Идя с процедуры, я услышала лишь эту фразу. Демидова я больше не видела. Даже, когда он приходил, не покидала комнату. Никогда не забуду его взгляд в то утро, когда он стал свидетелем случившегося у меня приступа. Мужчина сильно испугался и, возможно хотел помочь мне, привезя в клинику, но я воспринимала его поступок как предательство. Он оставил меня здесь, не попытавшись разобраться в ситуации, решив, что так будет лучше. Для него в моей жизни не осталось места, если вообще что-то осталось от самой жизни.
***
«В комнате с белым потолком, с правом на надежду,
В комнате с видом на огни, с верою в любовь».*
До сих пор помню, какое испытала потрясение, услышав эту песню впервые в юности, не догадываясь, что получила своего рода предсказание. Тогда лишь чувствовала, теперь понимала, каково это любить так, что не видеть смысла в жизни без любимого человека. Мысли о Нике были единственным, что заставляло меня держаться на плаву, сохраняя остатки разума. Несмотря на это, с каждым днем становилось все сложнее, будто я теряла себя, собственную личность, растворяясь в окружающем мире. Порой хотелось забыть обо всем, стать деревом или кустарником. Радоваться дождю и солнечному свету. Приютить в своих ветвях птиц и наслаждаться их пением. Однако каждый раз, когда я была готова сдаться, слышала голос, который заставлял меня, отказавшись от иллюзий, возвращаться мир, полный тоски и одиночества.
***
Сегодня был седьмой день моего пребывания в клинике или десятый, прошел месяц, а, может быть, год, я запуталась и перестала считать. После завтрака медсестра сказала, что меня ждет сюрприз. Я не поняла ничего, но послушно отправилась следом за ней. Она была доброй, расчесывала мои волосы и угощала леденцами. Я сама все еще с трудом держала даже ложку: так дрожали руки.

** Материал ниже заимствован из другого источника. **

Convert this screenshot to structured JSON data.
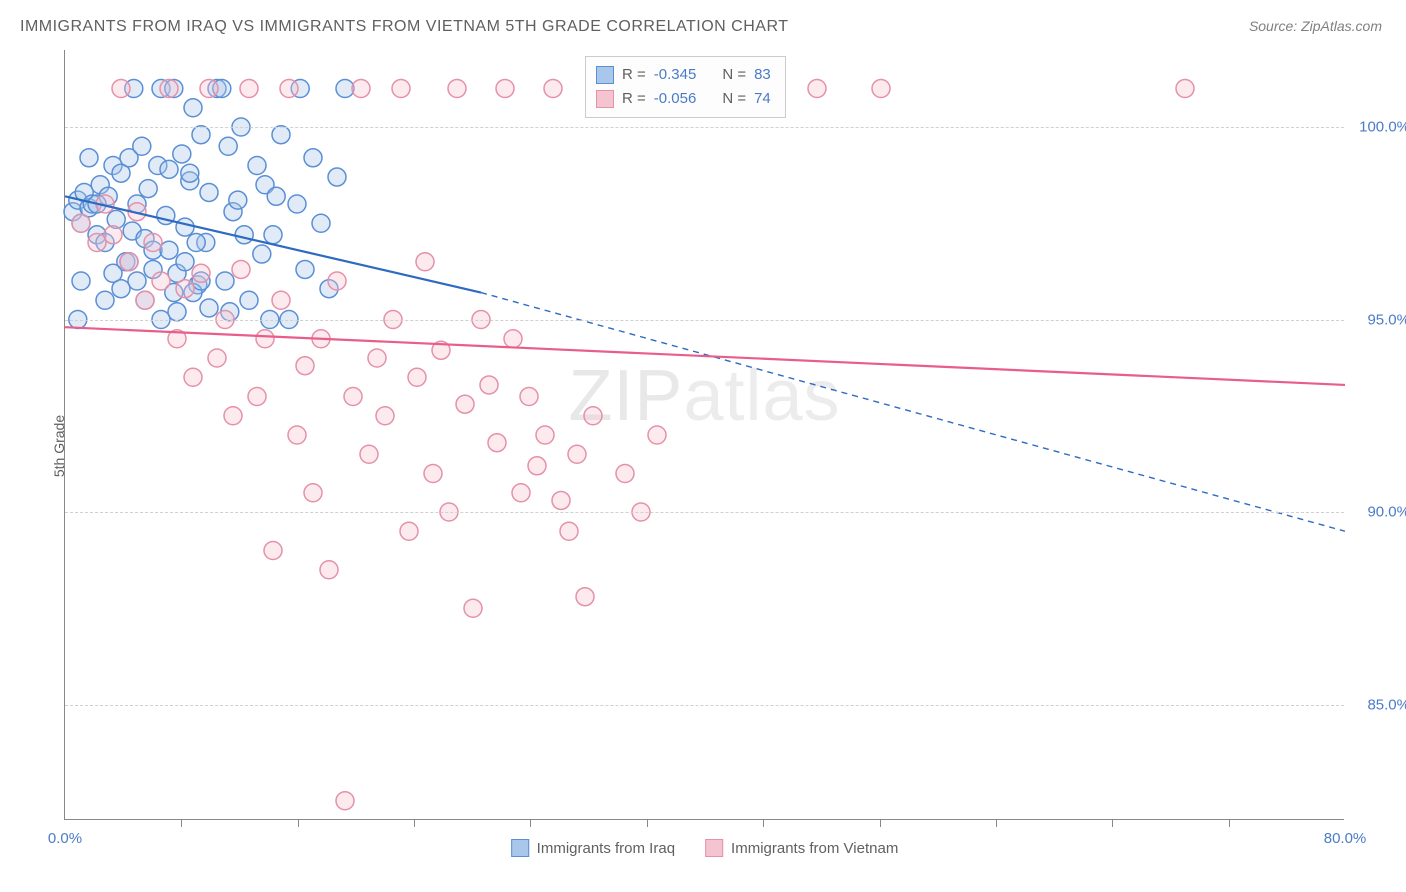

В комнате, куда мы пришли, находились мои родители. Увидев их, я не испытала никаких чувств, просто знала, кем мне приходились эти люди. Мама заплакала, увидев меня. Говорила что-то о том, как несправедлива жизнь, как несчастна ее дочь, как похудела и осунулась. Отец молча разглядывать меня, сжимая и разжимая кулаки.
Разве я могла выглядеть иначе, учитывая, что Андрей запер меня в четырех стенах, а родители позволили ему так со мной поступить? Без их согласия никто не имел права удерживать меня здесь. Впрочем, я не испытывала злости или ненависти, только мысленно отметила этот факт.
— Как ты, милая? — спросила мама, приняв успокоительное, принесенное медсестрой.
Ее расстроенный вид вызвал в моей душе какие-то неясные эмоции, но я только кивнула, не в силах ответить, но и не желая расстраивать эту бледную изможденную женщину еще сильнее.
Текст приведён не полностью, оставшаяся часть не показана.